Harga menurut kacamata Ekonomi Islam


Telah kita ketahui bersama bahwa harga termasuk salah satu rukun dari akad jual beli, harga dalam bahasa arab disebut dengan Al-tsaman (الثمن) dan Al-S’iru (السعر). 

Perbedaan Al-tsaman (الثمن) dan Al-tas’ir (التسعير) !

 Keduanya memiliki arti yang serupa, yakni adalah harga dalam bahasa indonesia, namun dalam kajian ilmu ekonomi islam, keduanya memiliki makna berbeda.

 Al-tsaman (الثمن) adalah harga, namun الثمن lebih dipakai untuk barang-barang yang nominalnya di tentukan oleh hukum permintaan dan penawaran, seperti beras, minyak, sembako, dan lain-lainnya.

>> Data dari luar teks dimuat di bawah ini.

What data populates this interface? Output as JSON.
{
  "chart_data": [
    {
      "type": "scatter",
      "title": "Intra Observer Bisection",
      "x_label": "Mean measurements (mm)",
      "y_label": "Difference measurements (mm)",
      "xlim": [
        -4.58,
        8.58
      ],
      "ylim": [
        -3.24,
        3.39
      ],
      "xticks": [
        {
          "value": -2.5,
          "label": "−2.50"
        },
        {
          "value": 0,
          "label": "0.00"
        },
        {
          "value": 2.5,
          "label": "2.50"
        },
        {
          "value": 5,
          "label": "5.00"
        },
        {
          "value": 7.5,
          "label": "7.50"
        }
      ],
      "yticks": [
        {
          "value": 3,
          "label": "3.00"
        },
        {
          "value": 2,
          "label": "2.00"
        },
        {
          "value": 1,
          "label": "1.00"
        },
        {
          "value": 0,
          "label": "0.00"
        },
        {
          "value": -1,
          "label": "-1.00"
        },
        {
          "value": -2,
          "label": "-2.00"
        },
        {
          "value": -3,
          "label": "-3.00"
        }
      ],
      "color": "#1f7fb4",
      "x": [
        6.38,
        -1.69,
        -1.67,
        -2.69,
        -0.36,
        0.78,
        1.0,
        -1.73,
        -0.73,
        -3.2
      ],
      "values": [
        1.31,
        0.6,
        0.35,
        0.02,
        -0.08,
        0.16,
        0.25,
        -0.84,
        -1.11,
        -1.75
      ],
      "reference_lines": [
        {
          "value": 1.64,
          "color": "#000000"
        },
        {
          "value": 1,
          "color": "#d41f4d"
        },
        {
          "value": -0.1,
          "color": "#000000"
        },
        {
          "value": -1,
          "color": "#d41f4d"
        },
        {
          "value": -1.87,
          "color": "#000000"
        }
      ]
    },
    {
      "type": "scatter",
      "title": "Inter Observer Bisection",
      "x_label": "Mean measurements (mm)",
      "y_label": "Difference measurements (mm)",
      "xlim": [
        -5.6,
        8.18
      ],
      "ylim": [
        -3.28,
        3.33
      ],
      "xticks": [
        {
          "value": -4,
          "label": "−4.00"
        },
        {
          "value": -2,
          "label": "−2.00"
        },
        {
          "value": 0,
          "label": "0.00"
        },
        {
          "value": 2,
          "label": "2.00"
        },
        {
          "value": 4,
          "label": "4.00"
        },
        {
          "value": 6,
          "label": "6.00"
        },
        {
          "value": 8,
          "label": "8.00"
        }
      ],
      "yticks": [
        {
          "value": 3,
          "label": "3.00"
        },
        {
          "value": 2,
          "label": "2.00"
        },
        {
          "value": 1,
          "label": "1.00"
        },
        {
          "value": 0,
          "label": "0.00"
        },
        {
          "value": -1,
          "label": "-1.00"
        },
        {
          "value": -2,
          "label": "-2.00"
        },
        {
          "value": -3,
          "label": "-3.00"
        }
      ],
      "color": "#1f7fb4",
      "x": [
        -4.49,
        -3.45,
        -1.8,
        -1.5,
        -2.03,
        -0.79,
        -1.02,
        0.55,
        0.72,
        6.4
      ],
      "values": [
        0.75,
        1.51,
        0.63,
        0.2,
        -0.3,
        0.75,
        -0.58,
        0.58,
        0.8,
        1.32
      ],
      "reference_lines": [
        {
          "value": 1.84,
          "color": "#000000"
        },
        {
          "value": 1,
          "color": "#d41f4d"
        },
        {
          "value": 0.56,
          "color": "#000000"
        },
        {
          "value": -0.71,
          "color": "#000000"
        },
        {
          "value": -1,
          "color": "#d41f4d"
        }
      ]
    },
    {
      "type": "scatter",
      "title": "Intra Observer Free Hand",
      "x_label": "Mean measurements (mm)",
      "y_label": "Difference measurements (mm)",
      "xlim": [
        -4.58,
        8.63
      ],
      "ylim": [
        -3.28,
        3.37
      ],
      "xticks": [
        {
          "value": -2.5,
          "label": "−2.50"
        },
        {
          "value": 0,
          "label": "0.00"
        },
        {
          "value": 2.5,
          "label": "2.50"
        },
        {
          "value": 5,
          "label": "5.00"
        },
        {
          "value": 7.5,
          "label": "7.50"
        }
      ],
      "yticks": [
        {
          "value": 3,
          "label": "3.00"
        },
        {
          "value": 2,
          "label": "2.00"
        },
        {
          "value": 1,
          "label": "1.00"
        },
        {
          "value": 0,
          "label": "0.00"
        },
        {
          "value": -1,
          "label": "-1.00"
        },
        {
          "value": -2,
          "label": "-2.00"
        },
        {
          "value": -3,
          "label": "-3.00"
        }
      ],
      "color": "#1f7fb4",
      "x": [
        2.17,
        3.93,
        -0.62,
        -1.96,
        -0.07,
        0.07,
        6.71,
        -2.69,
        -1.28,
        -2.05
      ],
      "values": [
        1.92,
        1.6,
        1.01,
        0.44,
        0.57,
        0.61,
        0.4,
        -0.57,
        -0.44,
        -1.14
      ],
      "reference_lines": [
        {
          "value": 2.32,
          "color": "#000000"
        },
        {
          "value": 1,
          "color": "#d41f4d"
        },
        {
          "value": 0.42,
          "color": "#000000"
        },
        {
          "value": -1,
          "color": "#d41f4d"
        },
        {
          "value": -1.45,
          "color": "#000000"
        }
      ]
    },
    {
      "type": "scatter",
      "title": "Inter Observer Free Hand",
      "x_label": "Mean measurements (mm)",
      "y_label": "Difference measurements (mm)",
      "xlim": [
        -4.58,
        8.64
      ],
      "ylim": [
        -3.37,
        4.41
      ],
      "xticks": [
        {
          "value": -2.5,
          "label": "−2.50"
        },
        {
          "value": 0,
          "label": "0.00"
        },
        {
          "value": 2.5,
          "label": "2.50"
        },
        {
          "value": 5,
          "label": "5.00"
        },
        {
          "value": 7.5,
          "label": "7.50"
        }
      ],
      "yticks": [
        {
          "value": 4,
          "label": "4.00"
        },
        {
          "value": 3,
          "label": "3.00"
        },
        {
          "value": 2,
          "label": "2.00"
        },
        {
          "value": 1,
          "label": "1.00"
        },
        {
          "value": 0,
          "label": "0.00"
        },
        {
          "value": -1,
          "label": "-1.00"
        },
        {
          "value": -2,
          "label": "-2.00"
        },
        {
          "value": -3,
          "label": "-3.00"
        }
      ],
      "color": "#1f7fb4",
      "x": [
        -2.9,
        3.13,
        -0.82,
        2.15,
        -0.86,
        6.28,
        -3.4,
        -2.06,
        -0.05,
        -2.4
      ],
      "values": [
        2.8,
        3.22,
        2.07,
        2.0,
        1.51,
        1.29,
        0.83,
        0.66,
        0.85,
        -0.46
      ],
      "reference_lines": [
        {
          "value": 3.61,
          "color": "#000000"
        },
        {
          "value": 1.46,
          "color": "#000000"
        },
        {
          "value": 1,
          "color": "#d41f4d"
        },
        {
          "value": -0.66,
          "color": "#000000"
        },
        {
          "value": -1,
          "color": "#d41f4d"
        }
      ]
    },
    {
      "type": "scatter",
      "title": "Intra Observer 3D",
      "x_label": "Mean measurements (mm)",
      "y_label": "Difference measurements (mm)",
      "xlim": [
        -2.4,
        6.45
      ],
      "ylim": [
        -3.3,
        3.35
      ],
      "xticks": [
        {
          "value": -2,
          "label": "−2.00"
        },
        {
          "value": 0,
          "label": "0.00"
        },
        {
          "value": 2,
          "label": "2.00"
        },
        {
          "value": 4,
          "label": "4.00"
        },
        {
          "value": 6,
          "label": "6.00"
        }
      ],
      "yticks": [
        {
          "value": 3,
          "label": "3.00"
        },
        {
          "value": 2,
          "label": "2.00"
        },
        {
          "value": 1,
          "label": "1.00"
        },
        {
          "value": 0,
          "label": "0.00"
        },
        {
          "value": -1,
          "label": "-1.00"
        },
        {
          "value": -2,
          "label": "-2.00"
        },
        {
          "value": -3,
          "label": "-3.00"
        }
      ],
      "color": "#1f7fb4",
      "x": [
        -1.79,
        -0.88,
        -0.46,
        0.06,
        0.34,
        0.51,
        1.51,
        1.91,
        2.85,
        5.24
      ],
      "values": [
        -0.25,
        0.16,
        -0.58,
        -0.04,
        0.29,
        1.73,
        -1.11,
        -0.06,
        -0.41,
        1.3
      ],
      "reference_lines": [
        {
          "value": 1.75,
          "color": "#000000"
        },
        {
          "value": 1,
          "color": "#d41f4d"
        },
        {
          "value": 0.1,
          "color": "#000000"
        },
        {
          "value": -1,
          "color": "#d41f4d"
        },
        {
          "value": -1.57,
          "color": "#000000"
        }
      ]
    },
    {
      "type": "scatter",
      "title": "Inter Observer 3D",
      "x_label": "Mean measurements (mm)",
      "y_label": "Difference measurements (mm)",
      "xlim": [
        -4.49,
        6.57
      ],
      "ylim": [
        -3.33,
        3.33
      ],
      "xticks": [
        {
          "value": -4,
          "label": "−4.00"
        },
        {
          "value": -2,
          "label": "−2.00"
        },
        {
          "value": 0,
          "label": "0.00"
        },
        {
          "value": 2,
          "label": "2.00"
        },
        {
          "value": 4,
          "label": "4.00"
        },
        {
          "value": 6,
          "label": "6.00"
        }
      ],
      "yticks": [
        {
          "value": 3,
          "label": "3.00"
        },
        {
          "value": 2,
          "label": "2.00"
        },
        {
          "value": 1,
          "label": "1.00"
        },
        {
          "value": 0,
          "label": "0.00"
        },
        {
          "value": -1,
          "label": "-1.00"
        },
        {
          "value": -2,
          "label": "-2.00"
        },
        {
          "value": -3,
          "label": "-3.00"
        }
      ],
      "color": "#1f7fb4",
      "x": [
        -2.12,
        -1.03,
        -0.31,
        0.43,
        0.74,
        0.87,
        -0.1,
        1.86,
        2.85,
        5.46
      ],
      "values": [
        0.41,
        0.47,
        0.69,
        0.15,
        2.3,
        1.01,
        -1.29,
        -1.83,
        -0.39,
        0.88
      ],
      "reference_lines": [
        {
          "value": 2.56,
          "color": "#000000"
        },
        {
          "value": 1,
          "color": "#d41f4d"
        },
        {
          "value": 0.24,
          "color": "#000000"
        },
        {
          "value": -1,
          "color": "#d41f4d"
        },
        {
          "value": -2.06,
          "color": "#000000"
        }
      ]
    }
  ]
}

Barang-barang yang telah disebutkan harga nominalnya dibentuk oleh banyak atau sedikitnya permintaan dari konsumen. Jika permintaan konsumen meningkat, maka harga akan melambung naik, namun jika permintaan konsumen menurun, maka harga akan turun. Inilah yang disebut dengan pembentukan harga secara alamiah.

 Sedangkan Al-tas’ir (التسعير) adalah harga juga, namun التسعير adalah harga yang ditentukan oleh pemerintah atau lembaga yang mempunyai otoritas akan hal tersebut, seperti bahan bakar minya (BBM), dimana harganya ditentukan oleh pemerintah, artinya pemerintah mempunyai wewenang atau hak untuk kemudian menaikkan harga BBM. Naik turunnya harga BBM lebih disebabkan bukan karena banyak atau sedikitnya permintaan konsumen.

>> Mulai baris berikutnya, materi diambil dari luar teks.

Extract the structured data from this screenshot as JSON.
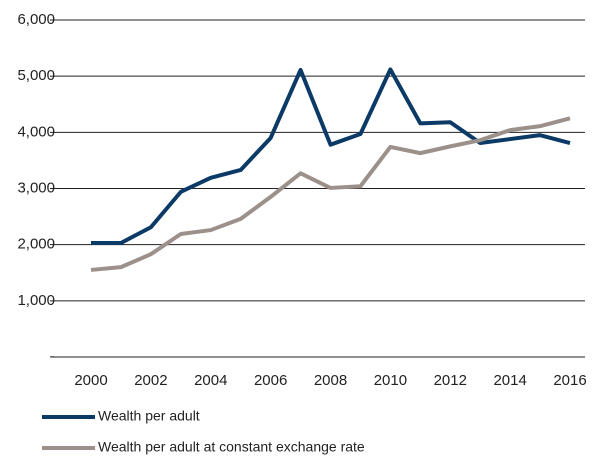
{
  "chart_data": {
    "type": "line",
    "x": [
      2000,
      2001,
      2002,
      2003,
      2004,
      2005,
      2006,
      2007,
      2008,
      2009,
      2010,
      2011,
      2012,
      2013,
      2014,
      2015,
      2016
    ],
    "series": [
      {
        "name": "Wealth per adult",
        "color": "#0b3a66",
        "values": [
          2030,
          2030,
          2310,
          2940,
          3190,
          3330,
          3900,
          5110,
          3780,
          3970,
          5120,
          4160,
          4180,
          3810,
          3880,
          3950,
          3810
        ]
      },
      {
        "name": "Wealth per adult at constant exchange rate",
        "color": "#9b918a",
        "values": [
          1550,
          1600,
          1830,
          2190,
          2260,
          2460,
          2850,
          3270,
          3010,
          3040,
          3740,
          3630,
          3750,
          3860,
          4040,
          4110,
          4250
        ]
      }
    ],
    "xlim": [
      2000,
      2016
    ],
    "xticks": [
      2000,
      2002,
      2004,
      2006,
      2008,
      2010,
      2012,
      2014,
      2016
    ],
    "ylim": [
      0,
      6000
    ],
    "yticks": [
      {
        "value": 0,
        "label": "-"
      },
      {
        "value": 1000,
        "label": "1,000"
      },
      {
        "value": 2000,
        "label": "2,000"
      },
      {
        "value": 3000,
        "label": "3,000"
      },
      {
        "value": 4000,
        "label": "4,000"
      },
      {
        "value": 5000,
        "label": "5,000"
      },
      {
        "value": 6000,
        "label": "6,000"
      }
    ],
    "grid": true,
    "legend": "bottom"
  }
}
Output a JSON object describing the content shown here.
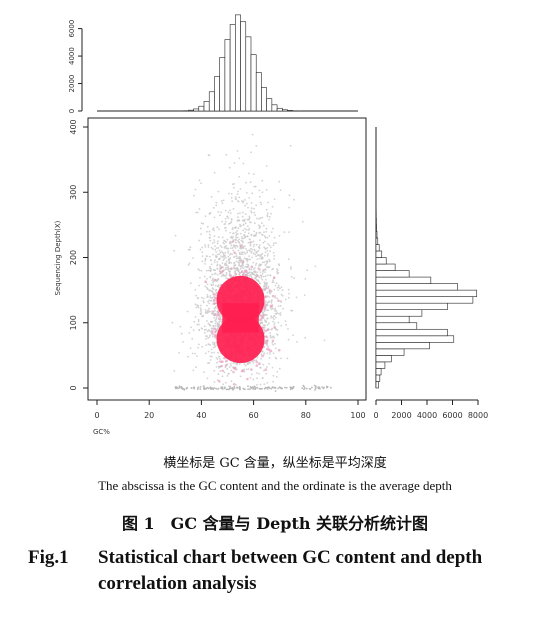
{
  "chart_data": {
    "type": "scatter",
    "xlabel": "GC%",
    "ylabel": "Sequencing Depth(X)",
    "xlim": [
      0,
      100
    ],
    "ylim": [
      0,
      400
    ],
    "x_ticks": [
      0,
      20,
      40,
      60,
      80,
      100
    ],
    "y_ticks": [
      0,
      100,
      200,
      300,
      400
    ],
    "grid": false,
    "density_colors": {
      "low": "#c8c8c8",
      "mid": "#e8a0c0",
      "high": "#ff1e50"
    },
    "dense_regions": [
      {
        "x_center": 55,
        "y_center": 135,
        "note": "upper hot cluster"
      },
      {
        "x_center": 55,
        "y_center": 75,
        "note": "lower hot cluster"
      }
    ],
    "top_marginal": {
      "type": "histogram",
      "x": [
        30,
        32,
        34,
        36,
        38,
        40,
        42,
        44,
        46,
        48,
        50,
        52,
        54,
        56,
        58,
        60,
        62,
        64,
        66,
        68,
        70,
        72,
        74,
        76,
        78,
        80
      ],
      "counts": [
        0,
        5,
        20,
        60,
        150,
        350,
        700,
        1400,
        2500,
        3900,
        5200,
        6300,
        7000,
        6500,
        5400,
        4100,
        2800,
        1700,
        900,
        450,
        200,
        90,
        40,
        15,
        5,
        0
      ],
      "ylim": [
        0,
        7500
      ],
      "ticks": [
        0,
        2000,
        4000,
        6000
      ]
    },
    "right_marginal": {
      "type": "histogram",
      "y": [
        0,
        10,
        20,
        30,
        40,
        50,
        60,
        70,
        80,
        90,
        100,
        110,
        120,
        130,
        140,
        150,
        160,
        170,
        180,
        190,
        200,
        210,
        220,
        230,
        240,
        250,
        260,
        270,
        280,
        290,
        300,
        310,
        320,
        330,
        340,
        350,
        360,
        370,
        380,
        390
      ],
      "counts": [
        200,
        300,
        400,
        700,
        1200,
        2200,
        4200,
        6100,
        5600,
        3200,
        2600,
        3600,
        5600,
        7600,
        7900,
        6400,
        4300,
        2600,
        1500,
        800,
        450,
        250,
        140,
        80,
        50,
        30,
        20,
        15,
        10,
        8,
        6,
        5,
        4,
        3,
        2,
        2,
        1,
        1,
        1,
        0
      ],
      "xlim": [
        0,
        8000
      ],
      "ticks": [
        0,
        2000,
        4000,
        6000,
        8000
      ]
    }
  },
  "captions": {
    "axis_desc_cn": "横坐标是 GC 含量，纵坐标是平均深度",
    "axis_desc_en": "The abscissa is the GC content and the ordinate is the average depth",
    "title_cn": "图 1　GC 含量与 Depth 关联分析统计图",
    "title_en_label": "Fig.1",
    "title_en_line1": "Statistical chart between GC content and depth",
    "title_en_line2": "correlation analysis"
  }
}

 Sebagian para ilmuan Ekonomi Konvensional membulatkan pemahaman bahwa harga barang apapun dibentuk karena adanya yang meregulasi yang kemudian diistilahkan dengan invisible hand (campur tangan yang tidak kelihatan), terkait konsep ini sesuai dengan hadits Nabi Muhammad SAW, dimana sekelompok masyarakat pada waktu itu mengadu kepada Baginda Nabi untuk menentukan harga pasar sebab harga sedang tidak stabil, kemudian Nabi menjawab bahwa Allah SWT adalah penentu harga.

نيل الأوطار (5/ 260)

 التَّسْعِيرُ: هُوَ أَنْ يَأْمُرَ السُّلْطَانُ أَوْ نُوَّابُهُ أَوْ كُلُّ مَنْ وَلِيَ مِنْ أُمُورِ الْمُسْلِمِينَ أَمْرًا أَهْلَ السُّوقِ أَنْ لَا يَبِيعُوا أَمْتِعَتَهُمْ إلَّا بِسِعْرِ كَذَا، فَيُمْنَعُوا مِنْ الزِّيَادَةِ عَلَيْهِ أَوْ النُّقْصَانِ لِمَصْلَحَةٍ قَوْلُهُ: (الْمُسَعِّرُ) فِيهِ دَلِيلٌ عَلَى أَنَّ الْمُسَعِّرَ مِنْ أَسْمَاءِ اللَّهِ تَعَالَى، وَأَنَّهَا لَا تَنْحَصِرُ فِي التِّسْعَةِ وَالتِّسْعِينَ الْمَعْرُوفَةِ وَقَدْ اُسْتُدِلَّ بِالْحَدِيثِ وَمَا وَرَدَ فِي مَعْنَاهُ عَلَى تَحْرِيمِ التَّسْعِيرِ وَأَنَّهُ مَظْلِمَةٌ وَوَجْهُهُ أَنَّ النَّاسَ مُسَلَّطُونَ عَلَى أَمْوَالِهِمْ، وَالتَّسْعِيرُ حَجْرٌ عَلَيْهِمْ، وَالْإِمَامُ مَأْمُورٌ بِرِعَايَةِ مَصْلَحَةِ الْمُسْلِمِينَ وَلَيْسَ نَظَرُهُ فِي مَصْلَحَةِ الْمُشْتَرِي بِرُخْصِ الثَّمَنِ أَوْلَى مِنْ نَظَرِهِ فِي مَصْلَحَةِ الْبَائِعِ بِتَوْفِيرِ الثَّمَنِ وَإِذَا تَقَابَلَ الْأَمْرَانِ وَجَبَ تَمْكِينُ الْفَرِيقَيْنِ مِنْ الِاجْتِهَادِ لِأَنْفُسِهِمْ، وَإِلْزَامُ صَاحِبِ السِّلْعَةِ أَنْ يَبِيعَ بِمَا لَا يَرْضَى بِهِ مُنَافٍ لِقَوْلِهِ تَعَالَى: {إِلا أَنْ تَكُونَ تِجَارَةً عَنْ تَرَاضٍ} [النساء: 29] وَإِلَى هَذَا ذَهَبَ جُمْهُورُ الْعُلَمَاءِ

وَرُوِيَ عَنْ مَالِكٍ أَنَّهُ يَجُوزُ لِلْإِمَامِ التَّسْعِيرُ وَأَحَادِيثُ الْبَابِ تَرُدُّ عَلَيْهِ وَظَاهِرُ الْأَحَادِيثِ أَنَّهُ لَا فَرْقَ بَيْنَ حَالَةِ الْغَلَاءِ وَحَالَةِ الرُّخْصِ، وَلَا فَرْقَ بَيْنَ الْمَجْلُوبِ وَغَيْرِهِ، وَإِلَى ذَلِكَ مَالَ الْجُمْهُورُ وَفِي وَجْهٍ لِلشَّافِعِيَّةِ جَوَازُ التَّسْعِيرِ فِي حَالَةِ الْغَلَاءِ وَهُوَ مَرْدُودٌ.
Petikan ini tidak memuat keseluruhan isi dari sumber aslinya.